A edição do jornal francês Le Monde, no primeiro semestre do ano, dedicou uma reportagem à grande seca que atinge o Nordeste do Brasil. A enviada especial às cidades de Dormentes e Petrolina, no sertão de Pernambuco, conversou com moradores e políticos da região para mostrar a dimensão do problema.
O texto começa com a história de Maria de Fatima Pereira Barbosa, 28 anos, grávida do quarto filho, que conta que rezou muito a São José no dia 19 de março pela chuva. Segundo a lenda, caso chova nesse dia, as colheitas serão boas. Porém não caiu uma gota, e a moça diz que o sol brilhou mais forte ainda que nos outros dias. Seus pés de milho e de feijão secaram.
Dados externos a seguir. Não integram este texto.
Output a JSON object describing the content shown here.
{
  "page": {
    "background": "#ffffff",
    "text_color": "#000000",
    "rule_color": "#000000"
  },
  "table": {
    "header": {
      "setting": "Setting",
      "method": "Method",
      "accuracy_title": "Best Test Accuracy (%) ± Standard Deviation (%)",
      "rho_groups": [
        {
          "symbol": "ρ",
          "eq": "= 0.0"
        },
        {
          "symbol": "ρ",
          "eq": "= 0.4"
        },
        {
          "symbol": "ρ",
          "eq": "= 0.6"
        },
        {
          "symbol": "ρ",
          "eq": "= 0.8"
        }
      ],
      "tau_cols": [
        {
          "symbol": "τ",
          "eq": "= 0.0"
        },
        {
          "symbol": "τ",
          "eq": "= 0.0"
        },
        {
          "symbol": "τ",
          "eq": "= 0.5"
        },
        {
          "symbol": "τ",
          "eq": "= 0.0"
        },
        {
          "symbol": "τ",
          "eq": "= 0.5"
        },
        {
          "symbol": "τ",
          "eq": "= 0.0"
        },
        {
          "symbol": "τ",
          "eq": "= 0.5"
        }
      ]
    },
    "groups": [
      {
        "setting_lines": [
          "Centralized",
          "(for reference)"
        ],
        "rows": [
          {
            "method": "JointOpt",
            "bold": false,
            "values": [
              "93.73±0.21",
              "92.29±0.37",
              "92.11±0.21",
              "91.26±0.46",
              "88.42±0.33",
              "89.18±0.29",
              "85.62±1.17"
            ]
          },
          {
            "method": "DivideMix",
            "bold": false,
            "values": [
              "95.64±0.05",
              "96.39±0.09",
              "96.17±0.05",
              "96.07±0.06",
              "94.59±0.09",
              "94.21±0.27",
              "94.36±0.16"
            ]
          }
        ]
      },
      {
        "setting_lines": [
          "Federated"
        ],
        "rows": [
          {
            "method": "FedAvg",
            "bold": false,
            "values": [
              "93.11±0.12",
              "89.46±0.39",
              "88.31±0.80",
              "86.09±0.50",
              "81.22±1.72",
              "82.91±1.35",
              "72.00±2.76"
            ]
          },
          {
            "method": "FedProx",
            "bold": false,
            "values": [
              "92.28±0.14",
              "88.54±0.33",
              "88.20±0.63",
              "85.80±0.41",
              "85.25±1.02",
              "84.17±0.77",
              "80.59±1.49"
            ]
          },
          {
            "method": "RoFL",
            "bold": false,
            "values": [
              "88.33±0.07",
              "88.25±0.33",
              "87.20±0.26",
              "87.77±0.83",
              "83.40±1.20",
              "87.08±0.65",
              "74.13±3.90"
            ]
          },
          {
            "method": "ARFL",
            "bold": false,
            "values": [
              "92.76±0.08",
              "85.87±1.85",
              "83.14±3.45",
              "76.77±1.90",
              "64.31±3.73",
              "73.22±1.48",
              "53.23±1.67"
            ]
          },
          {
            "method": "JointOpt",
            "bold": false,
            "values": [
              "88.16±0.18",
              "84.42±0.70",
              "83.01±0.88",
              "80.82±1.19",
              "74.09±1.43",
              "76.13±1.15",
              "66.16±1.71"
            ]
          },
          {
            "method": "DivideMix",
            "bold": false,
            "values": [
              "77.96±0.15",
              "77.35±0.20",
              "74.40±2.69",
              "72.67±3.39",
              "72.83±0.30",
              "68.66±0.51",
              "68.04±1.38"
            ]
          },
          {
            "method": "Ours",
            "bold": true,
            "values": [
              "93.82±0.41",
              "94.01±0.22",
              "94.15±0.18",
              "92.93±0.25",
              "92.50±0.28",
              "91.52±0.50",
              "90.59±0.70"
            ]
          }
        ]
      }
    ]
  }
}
No casebre insalubre onde vive, o rosto da moradora se ilumina quando ela fala do passado, do tempo em que se colhia “tranquilamente” até sete sacas de milho e de feijão. Uma época de opulência na localidade de Baixa da Esperança, no meio do Sertão, na zona semiárida conhecida como “polígono da seca”.
Já são sete anos que a seca se abate sobre essa região, entre as mais pobres do país. Cerca de 90% das colheitas foram perdidas. A maioria das famílias sobrevive graças ao Bolsa Família, cuja ajuda é de, no máximo, algumas centenas de reais. Os homens tentam conseguir trabalho nas fazendas.
“É uma catástrofe. Cada ano é mais seco que o precedente. Mesmo o mandacaru (cacto típico da região) morre”, diz, desolada, Josimara Cavalcanti Yotsuya, vice-prefeita de Dormentes, do PSB (Partido Socialista Brasileiro).
Ela leva a repórter para ver os açudes, cujo nível de água é dramaticamente baixo. Ela critica o envio de caminhões pipa pelo governo do Estado, que são poucos.
Em 2017, o pluviômetro marca 164 mm em Dormentes. A duas horas de estrada de lá, Petrolina registra 146,7 mm de chuva, contra uma média de 440 mm nos últimos 105 anos. Os dois municípios declararam estado de emergência, como cerca de 80% das cidades do Nordeste desde 2012. “Uma seca sem fim. Histórica e inédita desde 1910”, escreve a correspondente. “Se as pessoas não morrem de sede, a agricultura e a pecuária já não permitem levar uma vida decente.”
A principal explicação para uma seca tão intensa estaria ligada ao fenômeno climático que aquece o oceano acima da linha do Equador e o esfria na costa nordestina, evitando a formação de nuvens de chuva, segundo o professor de meteorologia Mario Miranda, entrevistado pelo jornal. O El Niño, outro fenômeno climático, piora ainda mais a situação. Na região de Petrolina, onde chove menos que em Dormente, os agricultores prosperam graças a um sistema de irrigação que usa as águas do rio São Francisco. A técnica permite irrigar uma zona de 170 mil hectares.
O local se tornou uma espécie de oásis em pleno deserto. O vale do São Francisco é um dos principais exportadores de frutas, como manga, melão e banana, e é conhecido por seus vinhedos. Pernambuco gastou nos últimos dois anos cerca de R$ 700 milhões para instalar recursos hídricos, principalmente investimentos na transposição do rio São Francisco, “projeto polêmico que visa irrigar as zonas quase desérticas”.